Langsung ke konten utama

Aku menjerit pada titik kehampaan


Gambar terkait


Menjeritlah, menjeritlah selagi masih bisa” begitu kata Bung Iwan Fals. Akhirnya aku pun menjerit sekeras – kerasnya, hingga menembus langit, teriakkanku  terbang menembus angkasa pergi mencari tempat untuk ditabraki. Aku merasa sudah penat dengan segala hal menaungi diriku akhir – akhir ini. Aku muak dengan skenario cerita yang Tuhan berikan untukku.  Segala kerundungan seakan senang sekali hinggap di dahan pohon kehidupanku. Aku sedang berada pada titik dimana segala yang ada di hadapanku adalah kemurkaan untuk diriku sendiri. Aku kesal dengan nasib orang tuaku sendiri. Ayahku seorang preman sekaligus pemalak pedagang – pedagang kecil di pasar, tentunya ia juga seorang pemabuk berat. Tiap pagi ia pulang sebelum adzan shubuh dengan keadaan setengah waras, sehingga insiden piring terbang di rumahku menjadi santapan manis bagi diriku hampir tiap pagi.
            Sedangkan Ibuku ialah perempuan kuat. Aku menyayanginya, aku cinta padanya, ia adalah manusia satu – satunya yang aku percaya di bumi ini. Pernah suatu ketika Ibuku menasihatiku,
“Nak, kamu itu harus belajar sabar dan menerima segala yang telah kamu usahakan. Tuhan tidak akan pernah meninggalkan hamba-Nya yang takwa.”

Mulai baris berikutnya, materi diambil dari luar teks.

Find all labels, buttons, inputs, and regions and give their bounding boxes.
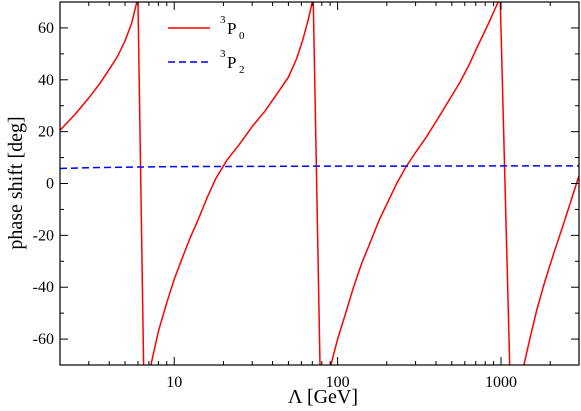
x-tick-label: 1000 (485, 374, 517, 391)
legend-label-base: P (227, 19, 236, 38)
y-tick-label: 60 (38, 20, 54, 37)
x-tick-label: 100 (326, 374, 350, 391)
legend-label-sup: 3 (220, 14, 226, 26)
legend-label-sub: 2 (239, 64, 245, 76)
series-3P0-segment-1 (137, 2, 145, 365)
series-3P0-segment-6 (523, 175, 579, 365)
x-tick-label: 10 (166, 374, 182, 391)
y-tick-label: -60 (33, 331, 54, 348)
x-axis-label: Λ [GeV] (288, 386, 358, 408)
series-3P2-segment-0 (60, 165, 579, 170)
series-3P0-segment-2 (150, 2, 314, 365)
series-3P0-segment-0 (60, 2, 138, 131)
series-3P0-segment-4 (330, 2, 499, 365)
y-tick-label: -40 (33, 279, 54, 296)
y-tick-label: 20 (38, 124, 54, 141)
y-tick-label: 0 (46, 176, 54, 193)
legend-label-base: P (227, 53, 236, 72)
y-axis-label: phase shift [deg] (5, 116, 27, 249)
y-tick-label: -20 (33, 227, 54, 244)
series-3P0-segment-5 (499, 2, 511, 365)
plot-lines (60, 2, 579, 365)
series-3P0-segment-3 (312, 2, 321, 365)
y-tick-label: 40 (38, 72, 54, 89)
x-axis-ticks: 10 100 1000 (59, 2, 580, 391)
legend-label-sub: 0 (239, 30, 245, 42)
legend-label-sup: 3 (220, 48, 226, 60)
legend: 3 P 03 P 2 (168, 14, 245, 76)
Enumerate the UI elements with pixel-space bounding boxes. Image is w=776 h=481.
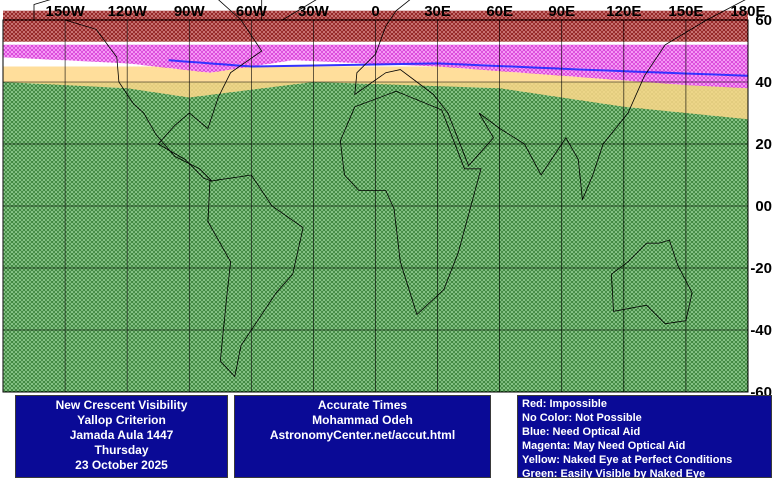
- legend-item: No Color: Not Possible: [522, 412, 642, 424]
- latitude-label: -20: [750, 260, 772, 277]
- credit-link[interactable]: AstronomyCenter.net/accut.html: [269, 428, 456, 442]
- world-map: 150W 120W 90W 60W 30W 0 30E 60E 90E 120E 150E 180E …: [2, 0, 772, 467]
- latitude-label: 60: [755, 12, 772, 29]
- legend-item: Yellow: Naked Eye at Perfect Conditions: [522, 454, 733, 466]
- eurasia-outline: [354, 0, 746, 200]
- legend-item: Blue: Need Optical Aid: [522, 426, 641, 438]
- credit-line-1: Accurate Times: [317, 398, 408, 412]
- longitude-label: 90E: [548, 3, 575, 20]
- crescent-info-panel: New Crescent Visibility Yallop Criterion…: [15, 395, 228, 478]
- longitude-label: 120E: [606, 3, 641, 20]
- date-line: 23 October 2025: [75, 458, 168, 472]
- australia-outline: [610, 239, 693, 325]
- longitude-labels: 150W 120W 90W 60W 30W 0 30E 60E 90E 120E 150E 180E: [45, 3, 765, 20]
- longitude-label: 0: [371, 3, 379, 20]
- longitude-label: 30E: [424, 3, 451, 20]
- legend-panel: Red: Impossible No Color: Not Possible B…: [517, 395, 772, 480]
- north-america-outline: [33, 0, 263, 182]
- longitude-label: 90W: [174, 3, 206, 20]
- longitude-label: 150W: [45, 3, 85, 20]
- weekday-line: Thursday: [94, 443, 149, 457]
- visibility-map: 150W 120W 90W 60W 30W 0 30E 60E 90E 120E 150E 180E …: [2, 0, 772, 467]
- longitude-label: 60W: [236, 3, 268, 20]
- legend-item: Magenta: May Need Optical Aid: [522, 440, 686, 452]
- longitude-label: 150E: [668, 3, 703, 20]
- longitude-label: 60E: [486, 3, 513, 20]
- latitude-label: 40: [755, 74, 772, 91]
- legend-item: Green: Easily Visible by Naked Eye: [522, 468, 706, 480]
- month-line: Jamada Aula 1447: [69, 428, 174, 442]
- credits-panel: Accurate Times Mohammad Odeh AstronomyCe…: [234, 395, 491, 478]
- longitude-label: 120W: [108, 3, 148, 20]
- title-line: New Crescent Visibility: [55, 398, 188, 412]
- longitude-label: 30W: [298, 3, 330, 20]
- longitude-label: 180E: [730, 3, 765, 20]
- south-america-outline: [207, 174, 304, 378]
- latitude-labels: 8060402000-20-40-60-80: [750, 12, 772, 463]
- credit-line-2: Mohammad Odeh: [312, 413, 413, 427]
- latitude-label: -40: [750, 322, 772, 339]
- criterion-line: Yallop Criterion: [77, 413, 166, 427]
- africa-outline: [339, 90, 482, 316]
- latitude-label: 00: [755, 198, 772, 215]
- legend-item: Red: Impossible: [522, 398, 607, 410]
- latitude-label: 20: [755, 136, 772, 153]
- greenland-outline: [261, 0, 317, 21]
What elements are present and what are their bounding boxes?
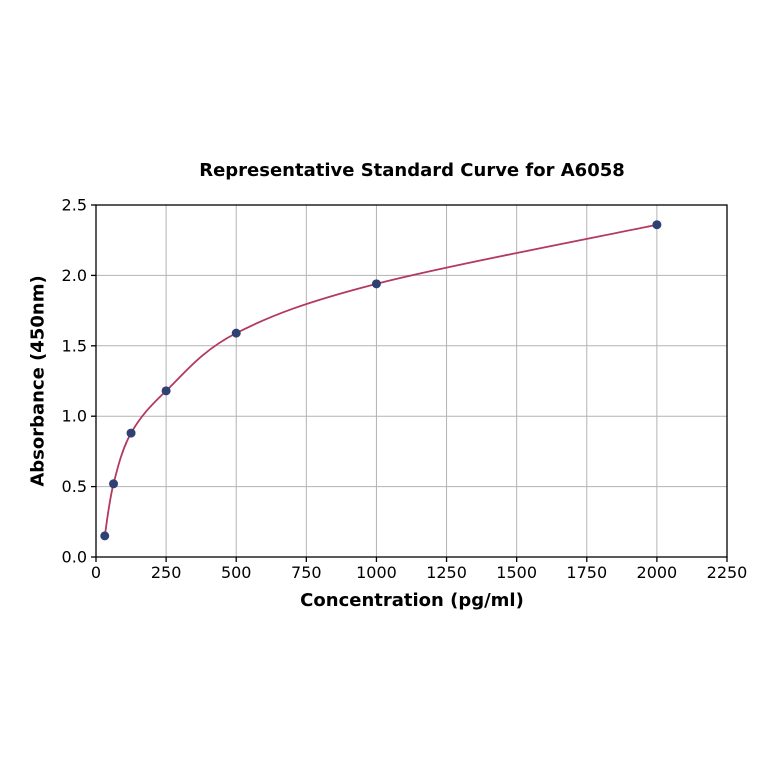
y-tick-label: 0.0 [62, 548, 87, 567]
x-tick-label: 2000 [637, 563, 678, 582]
plot-border [95, 204, 728, 558]
data-point [231, 328, 241, 338]
x-tick-label: 1000 [356, 563, 397, 582]
y-tick-label: 1.0 [62, 407, 87, 426]
data-point [109, 479, 119, 489]
x-tick-label: 2250 [707, 563, 748, 582]
data-point [100, 531, 110, 541]
x-tick-label: 0 [91, 563, 101, 582]
data-point [371, 279, 381, 289]
x-tick-label: 500 [221, 563, 252, 582]
y-tick-label: 0.5 [62, 477, 87, 496]
x-tick-label: 250 [151, 563, 182, 582]
x-tick-label: 750 [291, 563, 322, 582]
data-point [652, 220, 662, 230]
data-point [161, 386, 171, 396]
x-axis-label: Concentration (pg/ml) [300, 590, 524, 611]
y-tick-label: 2.5 [62, 196, 87, 215]
chart-title: Representative Standard Curve for A6058 [199, 160, 625, 181]
fit-curve [103, 223, 658, 537]
data-point [126, 428, 136, 438]
y-axis-label: Absorbance (450nm) [27, 275, 49, 487]
x-tick-label: 1750 [566, 563, 607, 582]
y-tick-label: 1.5 [62, 336, 87, 355]
x-tick-label: 1250 [426, 563, 467, 582]
x-tick-label: 1500 [496, 563, 537, 582]
y-tick-label: 2.0 [62, 266, 87, 285]
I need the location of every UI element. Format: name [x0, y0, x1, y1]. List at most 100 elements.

            Saat itu aku hanya mengangguk diam saja dan memercayai apa yang Ibu katakan. Nasihat ibuku itulah yang menjadi pegangan hidupku hingga 10 tahun lamanya. Sampai akhirnya aku sampai pada hari dimana aku tidak memercayai lagi bahwa Tuhan menyayangi diriku. Aku muak dengan segala do’a yang aku panjatkan tiap sujudku pada-Nya. Nyatanya, tidak pernah ada satu pun do’aku menjadi kenyataan. Aku putus asa ketika Ibu meninggalkanku seorang diri di bumi yang sangat kejam ini. Aku tidak tahu harus kemana lagi untuk pulang. Pulang pada Tuhan ? capek aku dibuatnya menunggu terus menerus tanpa tahu kapan harapan aku akan terlaksana.

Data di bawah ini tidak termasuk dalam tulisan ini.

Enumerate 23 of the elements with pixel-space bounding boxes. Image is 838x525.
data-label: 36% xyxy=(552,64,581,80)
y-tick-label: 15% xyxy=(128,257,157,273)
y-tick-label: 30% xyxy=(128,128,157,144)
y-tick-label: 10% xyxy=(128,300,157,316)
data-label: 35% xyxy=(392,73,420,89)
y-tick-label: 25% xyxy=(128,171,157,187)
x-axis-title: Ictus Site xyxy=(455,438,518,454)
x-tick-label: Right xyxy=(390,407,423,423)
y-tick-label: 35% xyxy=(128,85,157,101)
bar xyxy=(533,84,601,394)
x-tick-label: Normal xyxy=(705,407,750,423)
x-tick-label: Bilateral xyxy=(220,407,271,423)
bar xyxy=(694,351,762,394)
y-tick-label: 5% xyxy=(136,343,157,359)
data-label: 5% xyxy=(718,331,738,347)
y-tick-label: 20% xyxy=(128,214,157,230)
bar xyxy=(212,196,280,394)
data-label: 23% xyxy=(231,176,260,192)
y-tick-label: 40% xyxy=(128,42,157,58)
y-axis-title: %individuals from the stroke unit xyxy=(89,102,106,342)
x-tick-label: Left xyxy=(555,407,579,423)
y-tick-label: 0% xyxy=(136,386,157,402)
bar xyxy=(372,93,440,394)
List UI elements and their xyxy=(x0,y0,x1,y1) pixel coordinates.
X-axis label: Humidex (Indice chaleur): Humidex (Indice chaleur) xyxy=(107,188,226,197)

            Saat Ibuku meninggal, aku seakan ditindih oleh langit juga tanah sangat kuat. Aku merasa tidak ada artinya lagi untuk hidup. Hidup tanpa tujuan bagai hujan tanpa air. Hingga aku sampai pada pemahaman bahwa sedalam apapun aku bersyukur dan berdo’a juga berusaha, aku tidak pernah sampai pada hakikat keberhasilan. Satu hal yang aku bisa lakukan saat ini ialah hanya menjerit. Ya , menjerit, persis seperti apa yang dikatakan oleh Iwan Fals dalam lagunya. Aku menjerit terus menjerit semenjerit – jeritnya sampai suaraku tidak ada lagi, sampai nafasku habis, sampai penglihatanku gelap, sampai suara dalam telingaku tidak dapat kudengar. Sampai... jiwaku lepas dari ragaku.